Locally, the Perron Institute will also receive $500,000 to fund a key MS research position and another research position focusing on neuroplasticity for other neurological conditions. The funding has been guaranteed for four years, taking the total to $2 million.
“We have a strong working relationship with MSWA and we’re thrilled to receive their funding. It will allow us to consolidate our position as a producer of some of the world’s best research and it will make Perth extremely relevant to MS research worldwide. The funding will allow us to attract the best people who contribute to the translation of our research into community focused outcomes,” said Perron Institute CEO, Steve Arnott.
“We recently achieved a major breakthrough, with the US Food and Drug Administration approving a treatment for muscular dystrophy using genetic patches to mask the error in the gene message that causes the condition. Our researchers are confident they can apply the same technology to treat people with some forms of multiple sclerosis.”
As well as investing millions of dollars into research over recent years, MSWA has also expanded the services and service hours it provides and built new facilities in Perth and regional Western Australia, with plans to continue expanding. MSWA CEO Marcus Stafford AM said the organisation’s strong business model drives their ability to provide.
“At MSWA, we don’t see ourselves as a not-for-profit organisation but a profit-for-purpose one. We believe it’s our job to help people with MS and other neurological conditions in every way we can. Which is why we’re pleased to be the biggest funder of research into MS and other neurological conditions in Australia.
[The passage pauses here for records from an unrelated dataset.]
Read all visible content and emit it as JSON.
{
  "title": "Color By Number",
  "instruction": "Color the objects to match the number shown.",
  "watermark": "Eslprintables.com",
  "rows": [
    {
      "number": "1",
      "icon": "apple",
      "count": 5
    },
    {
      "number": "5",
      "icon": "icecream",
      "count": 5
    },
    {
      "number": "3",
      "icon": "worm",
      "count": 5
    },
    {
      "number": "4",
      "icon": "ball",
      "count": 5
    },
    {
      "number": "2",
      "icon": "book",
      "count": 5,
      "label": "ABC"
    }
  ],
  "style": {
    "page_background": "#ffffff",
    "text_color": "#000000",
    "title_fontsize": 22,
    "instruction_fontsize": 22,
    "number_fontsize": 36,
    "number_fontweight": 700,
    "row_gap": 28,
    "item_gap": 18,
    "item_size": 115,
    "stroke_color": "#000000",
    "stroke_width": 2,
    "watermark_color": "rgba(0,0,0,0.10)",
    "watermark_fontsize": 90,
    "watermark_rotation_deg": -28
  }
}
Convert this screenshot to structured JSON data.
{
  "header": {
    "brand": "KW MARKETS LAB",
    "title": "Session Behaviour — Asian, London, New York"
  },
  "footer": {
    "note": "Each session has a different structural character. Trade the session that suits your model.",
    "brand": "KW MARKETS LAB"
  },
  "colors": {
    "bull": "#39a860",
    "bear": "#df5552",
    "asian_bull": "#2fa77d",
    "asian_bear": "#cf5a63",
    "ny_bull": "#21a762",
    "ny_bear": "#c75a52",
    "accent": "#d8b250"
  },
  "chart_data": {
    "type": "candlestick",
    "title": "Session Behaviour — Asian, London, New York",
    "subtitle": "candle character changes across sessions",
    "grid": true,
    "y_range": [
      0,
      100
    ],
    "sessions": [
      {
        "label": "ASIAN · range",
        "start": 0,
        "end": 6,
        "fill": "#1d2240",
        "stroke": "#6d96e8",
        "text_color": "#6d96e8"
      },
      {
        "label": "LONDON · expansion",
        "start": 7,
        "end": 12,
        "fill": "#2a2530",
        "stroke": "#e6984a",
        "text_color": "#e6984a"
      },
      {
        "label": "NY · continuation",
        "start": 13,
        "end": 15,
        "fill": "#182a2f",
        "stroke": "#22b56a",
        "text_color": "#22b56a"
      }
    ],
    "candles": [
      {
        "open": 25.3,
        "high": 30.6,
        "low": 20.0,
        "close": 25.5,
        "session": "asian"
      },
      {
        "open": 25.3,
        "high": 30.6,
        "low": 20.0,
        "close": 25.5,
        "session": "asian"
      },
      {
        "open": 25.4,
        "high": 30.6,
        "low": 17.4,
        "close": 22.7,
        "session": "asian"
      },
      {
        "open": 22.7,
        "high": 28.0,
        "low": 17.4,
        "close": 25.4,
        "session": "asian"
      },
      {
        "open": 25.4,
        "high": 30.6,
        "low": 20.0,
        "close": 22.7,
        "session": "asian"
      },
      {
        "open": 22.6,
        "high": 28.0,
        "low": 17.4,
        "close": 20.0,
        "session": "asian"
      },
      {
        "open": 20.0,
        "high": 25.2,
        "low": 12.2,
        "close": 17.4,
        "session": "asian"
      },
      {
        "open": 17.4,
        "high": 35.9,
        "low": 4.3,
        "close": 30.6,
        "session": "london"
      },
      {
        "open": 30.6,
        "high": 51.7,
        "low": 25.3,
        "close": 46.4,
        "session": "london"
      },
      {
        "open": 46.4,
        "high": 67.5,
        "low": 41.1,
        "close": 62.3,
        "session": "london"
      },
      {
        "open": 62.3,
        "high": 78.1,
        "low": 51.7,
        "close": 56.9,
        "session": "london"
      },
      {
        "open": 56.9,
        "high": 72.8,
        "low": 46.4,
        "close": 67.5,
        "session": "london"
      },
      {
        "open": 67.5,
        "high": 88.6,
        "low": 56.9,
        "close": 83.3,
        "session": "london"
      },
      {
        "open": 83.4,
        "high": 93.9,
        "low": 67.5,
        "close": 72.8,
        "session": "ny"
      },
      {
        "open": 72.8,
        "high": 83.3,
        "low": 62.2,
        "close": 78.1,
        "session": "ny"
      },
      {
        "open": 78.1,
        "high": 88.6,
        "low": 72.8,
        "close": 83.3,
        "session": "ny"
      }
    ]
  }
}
This year’s $2.6 million is more than twice the amount of all the other state’s contributions added together,” said Mr Stafford.
“But all of this wouldn’t have been possible without the support of the people of Western Australia. I’d like to thank them for either making a donation, fundraising and taking part in one of our events or buying a lottery ticket. Their generosity has allowed us to grow the services and support we provide to people with MS, other neurological conditions and their families and carers.”